Give an example of a continuous function with this property

Question

Find an example of a continuous function $f:\mathbb{R} \rightarrow \mathbb{R}$ with the following property,
For every $\epsilon >0$ there exists $\delta > 0$ such that $|f(x)-f(y)|< \epsilon\ $ whenever $x,y \in \mathbb{R}$ and $|x-y|< \delta$.
Now find an example of a continuous function for which the property doesn't hold.

Attempt;
From what I can gather , this question wants to functions, one that is continuous everywhere and when that is continuous but not everywhere continuous... is this correct?

Function for which the property holds
$f(x)=x$ is continuous everywhere and so the definition holds for all $x,y \in \mathbb{R}$

Function for which property doesn't hold

Are these correct, have I interpreted the question correctly?
Any help would be much appreciated.

Answer 1

As has already been mentioned by Martin and Benjamin, the exercise is about a property called uniform continuity. The only (and crucial) difference between continuity and uniform continuity is that the $\delta$ in the definition of the former may very well depend on the point $x$, while in the latter it is uniform over all possible $x$'s in the domain.

To be clearer, the definition of continuity states: for every point $x$, for every $\varepsilon>0$ there exist $\delta$ s.t. $\vert x- y\vert <\delta\Rightarrow \vert f(x) - f(y)\vert < \varepsilon$. As you can see, the first thing you specify in the definition is the point $x$, so everything else after that may depend on it.
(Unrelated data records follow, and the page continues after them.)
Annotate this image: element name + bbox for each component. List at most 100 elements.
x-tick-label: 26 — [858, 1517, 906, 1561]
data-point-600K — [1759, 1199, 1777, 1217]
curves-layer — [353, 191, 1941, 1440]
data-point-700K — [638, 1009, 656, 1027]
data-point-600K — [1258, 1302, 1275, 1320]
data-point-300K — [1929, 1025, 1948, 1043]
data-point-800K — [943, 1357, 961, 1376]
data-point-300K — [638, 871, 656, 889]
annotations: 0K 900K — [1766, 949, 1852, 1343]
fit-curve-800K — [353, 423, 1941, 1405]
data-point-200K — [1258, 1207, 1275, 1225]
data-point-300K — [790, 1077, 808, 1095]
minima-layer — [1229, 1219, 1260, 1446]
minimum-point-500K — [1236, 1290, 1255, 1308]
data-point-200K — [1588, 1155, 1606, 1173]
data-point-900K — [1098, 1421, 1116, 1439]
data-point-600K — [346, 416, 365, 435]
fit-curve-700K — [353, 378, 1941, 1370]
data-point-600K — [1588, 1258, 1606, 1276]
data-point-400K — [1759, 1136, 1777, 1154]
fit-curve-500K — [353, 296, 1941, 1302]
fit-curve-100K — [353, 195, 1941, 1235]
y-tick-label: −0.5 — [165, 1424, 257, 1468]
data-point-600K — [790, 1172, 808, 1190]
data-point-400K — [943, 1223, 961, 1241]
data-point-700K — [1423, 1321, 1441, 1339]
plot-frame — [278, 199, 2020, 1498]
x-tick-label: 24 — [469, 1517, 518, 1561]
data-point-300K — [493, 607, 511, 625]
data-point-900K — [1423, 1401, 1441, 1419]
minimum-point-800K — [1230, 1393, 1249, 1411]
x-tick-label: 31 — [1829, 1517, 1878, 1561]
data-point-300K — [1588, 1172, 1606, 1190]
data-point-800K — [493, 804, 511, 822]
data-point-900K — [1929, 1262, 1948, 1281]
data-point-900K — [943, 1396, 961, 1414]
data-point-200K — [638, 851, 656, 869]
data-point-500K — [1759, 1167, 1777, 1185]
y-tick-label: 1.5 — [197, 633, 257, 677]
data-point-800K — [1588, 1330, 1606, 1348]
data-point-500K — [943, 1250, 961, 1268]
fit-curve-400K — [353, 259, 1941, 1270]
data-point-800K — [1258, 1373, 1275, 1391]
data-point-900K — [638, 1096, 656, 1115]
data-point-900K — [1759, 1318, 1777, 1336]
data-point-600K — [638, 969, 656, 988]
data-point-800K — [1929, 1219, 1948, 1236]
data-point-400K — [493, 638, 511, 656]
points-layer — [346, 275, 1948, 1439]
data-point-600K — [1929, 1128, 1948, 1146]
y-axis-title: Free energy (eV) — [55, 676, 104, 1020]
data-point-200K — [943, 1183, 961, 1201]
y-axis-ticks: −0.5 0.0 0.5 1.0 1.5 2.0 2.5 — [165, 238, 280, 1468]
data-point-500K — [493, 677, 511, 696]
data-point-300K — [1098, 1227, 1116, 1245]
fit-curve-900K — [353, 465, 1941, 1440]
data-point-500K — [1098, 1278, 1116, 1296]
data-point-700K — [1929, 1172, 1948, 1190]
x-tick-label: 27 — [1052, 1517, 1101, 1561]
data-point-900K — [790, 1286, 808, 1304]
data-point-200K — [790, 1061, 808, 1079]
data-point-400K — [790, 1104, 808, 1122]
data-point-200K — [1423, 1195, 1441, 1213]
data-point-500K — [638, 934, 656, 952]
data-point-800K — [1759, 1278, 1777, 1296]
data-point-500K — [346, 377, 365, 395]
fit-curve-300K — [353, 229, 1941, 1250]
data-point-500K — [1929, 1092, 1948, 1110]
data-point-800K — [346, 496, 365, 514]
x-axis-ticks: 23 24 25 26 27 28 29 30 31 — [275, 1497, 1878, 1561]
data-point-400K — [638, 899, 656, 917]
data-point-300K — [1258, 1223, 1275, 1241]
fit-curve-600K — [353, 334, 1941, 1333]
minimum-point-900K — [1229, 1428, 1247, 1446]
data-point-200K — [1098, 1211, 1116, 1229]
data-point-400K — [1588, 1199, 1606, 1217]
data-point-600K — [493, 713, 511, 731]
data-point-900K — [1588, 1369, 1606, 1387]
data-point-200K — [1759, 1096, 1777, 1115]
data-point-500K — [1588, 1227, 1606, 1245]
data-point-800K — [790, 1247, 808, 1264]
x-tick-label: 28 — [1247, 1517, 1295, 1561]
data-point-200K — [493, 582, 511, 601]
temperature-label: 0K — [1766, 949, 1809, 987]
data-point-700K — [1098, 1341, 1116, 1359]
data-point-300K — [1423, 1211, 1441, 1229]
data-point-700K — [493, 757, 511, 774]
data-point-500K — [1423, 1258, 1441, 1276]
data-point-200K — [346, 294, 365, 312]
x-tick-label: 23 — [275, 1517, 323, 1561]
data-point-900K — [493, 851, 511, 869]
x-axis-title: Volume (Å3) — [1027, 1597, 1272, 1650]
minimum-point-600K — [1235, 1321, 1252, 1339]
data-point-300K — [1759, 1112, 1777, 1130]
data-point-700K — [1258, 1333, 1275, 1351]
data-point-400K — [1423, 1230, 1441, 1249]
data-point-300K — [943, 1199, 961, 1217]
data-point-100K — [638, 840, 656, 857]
On the other hand, your exercise implicitly gives the definition of uniform continuity, and there the specification of $x, y\in \mathbb R$ comes after you find $\delta$ such that the property holds. Thus, $\delta$ does not depend on the points you have chosen.

As you can see from previous comments, even very smooth functions like polynomials ($f(x) = x^2$) need not be uniformly continuous, so this is intuitively a very strong property.

To give another possible answer to your question, $f(x) = c$, with $c$ constant is trivially uniformly continuous, while for example $g(x) = e^x$ is continuous but not uniformly so.